LAVIS
LAVIS copied to clipboard
Discrepancy with BLIP paper results when using PyTorch > 1.10
I was trying to reproduce results with BLIP on VQAv2 test-dev and I observed a non-negligible difference between the VQA accuracy obtained using the published checkpoint (77.41%) and the number reported in the paper (78.25%).
These are the steps I followed:
- Clone this repo
- Install dependencies with
pip install .
- Create a symlink
cache/coco/images
pointing to the local copy of the COCO images - Modify
lavis/projects/blip/eval/vqav2_eval.yaml
as follows: - Run
python -m torch.distributed.run --nproc_per_node=4 evaluate.py --cfg-path lavis/projects/blip/eval/vqav2_eval.yaml
(note I only have 4 A100 GPUs available) - Submit the
test_vqa_result.json
file generated inlavis/output/BLIP/VQA/...
to EvalAI
After some debugging, I narrowed it down to a discrepancy in PyTorch versions: I was using the latest version (1.13.0), while LAVIS fixes the version to 1.10.0. So there is some change between PyTorch 1.10 and PyTorch 1.13 which causes a performance degradation when loading a checkpoint trained on 1.10. After downgrading the PyTorch version to 1.10.0, I am able to achieve 78.24% VQA accuracy on VQAv2 test-dev, almost the same number reported in the paper.
Hi @oscmansan ,
Thanks for raising the issue and providing the detailed reporting.

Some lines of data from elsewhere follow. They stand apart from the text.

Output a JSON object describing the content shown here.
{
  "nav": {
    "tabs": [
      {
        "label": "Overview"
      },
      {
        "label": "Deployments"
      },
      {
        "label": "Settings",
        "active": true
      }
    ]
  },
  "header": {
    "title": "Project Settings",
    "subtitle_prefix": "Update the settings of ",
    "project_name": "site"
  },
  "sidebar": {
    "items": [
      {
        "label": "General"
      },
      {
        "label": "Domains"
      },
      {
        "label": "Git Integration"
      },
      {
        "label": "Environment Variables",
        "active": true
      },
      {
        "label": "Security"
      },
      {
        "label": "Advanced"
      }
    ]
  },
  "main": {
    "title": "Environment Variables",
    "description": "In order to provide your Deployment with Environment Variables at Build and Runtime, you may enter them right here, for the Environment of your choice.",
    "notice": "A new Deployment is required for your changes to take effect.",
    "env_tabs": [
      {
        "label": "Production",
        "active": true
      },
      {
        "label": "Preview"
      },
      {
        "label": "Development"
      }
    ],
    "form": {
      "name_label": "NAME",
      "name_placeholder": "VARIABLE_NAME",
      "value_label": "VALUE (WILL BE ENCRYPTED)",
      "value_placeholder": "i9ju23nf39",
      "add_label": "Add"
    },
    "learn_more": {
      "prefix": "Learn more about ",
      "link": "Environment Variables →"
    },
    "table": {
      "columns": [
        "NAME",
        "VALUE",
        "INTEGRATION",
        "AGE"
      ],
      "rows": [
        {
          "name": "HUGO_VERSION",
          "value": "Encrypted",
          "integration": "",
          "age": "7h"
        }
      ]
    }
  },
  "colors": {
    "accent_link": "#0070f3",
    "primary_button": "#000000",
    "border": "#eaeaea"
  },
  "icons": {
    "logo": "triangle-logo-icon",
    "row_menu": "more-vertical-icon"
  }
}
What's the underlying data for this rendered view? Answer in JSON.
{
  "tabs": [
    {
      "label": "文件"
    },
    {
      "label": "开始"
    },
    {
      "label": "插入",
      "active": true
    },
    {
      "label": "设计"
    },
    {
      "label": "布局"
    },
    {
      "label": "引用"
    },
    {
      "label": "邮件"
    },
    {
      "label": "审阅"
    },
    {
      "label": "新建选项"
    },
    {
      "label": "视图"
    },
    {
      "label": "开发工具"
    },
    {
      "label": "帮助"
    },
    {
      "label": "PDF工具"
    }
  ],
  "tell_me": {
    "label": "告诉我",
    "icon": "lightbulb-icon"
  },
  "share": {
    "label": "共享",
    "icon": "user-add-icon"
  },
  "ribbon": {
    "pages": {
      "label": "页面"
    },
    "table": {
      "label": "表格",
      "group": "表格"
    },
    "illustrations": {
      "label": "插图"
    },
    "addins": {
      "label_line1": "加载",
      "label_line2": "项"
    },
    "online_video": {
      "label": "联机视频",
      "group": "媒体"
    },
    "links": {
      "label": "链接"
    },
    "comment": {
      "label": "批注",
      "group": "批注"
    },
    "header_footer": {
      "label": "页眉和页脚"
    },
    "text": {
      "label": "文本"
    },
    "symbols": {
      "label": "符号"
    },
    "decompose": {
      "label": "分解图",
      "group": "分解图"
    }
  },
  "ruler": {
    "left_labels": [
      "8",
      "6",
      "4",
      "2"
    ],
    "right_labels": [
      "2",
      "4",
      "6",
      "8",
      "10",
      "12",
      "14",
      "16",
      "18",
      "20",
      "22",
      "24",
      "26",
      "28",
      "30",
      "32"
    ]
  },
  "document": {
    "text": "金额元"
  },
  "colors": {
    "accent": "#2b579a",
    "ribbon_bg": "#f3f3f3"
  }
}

We are now subscribed to this issue.
I will do the following:
- [ ] Check the issue with Torch>1.10.
- [ ] Localize the source of issue.
However, please expect some delays and stick with Torch 1.10 before this is fully investigated.
Thanks.
I wonder how to install successfully with torch >1.10.0
There always is an error about torch vision
I got the same result (77.41%) with you and I will try torch 1.10 now.
When using pytorch1.10, right result can be got.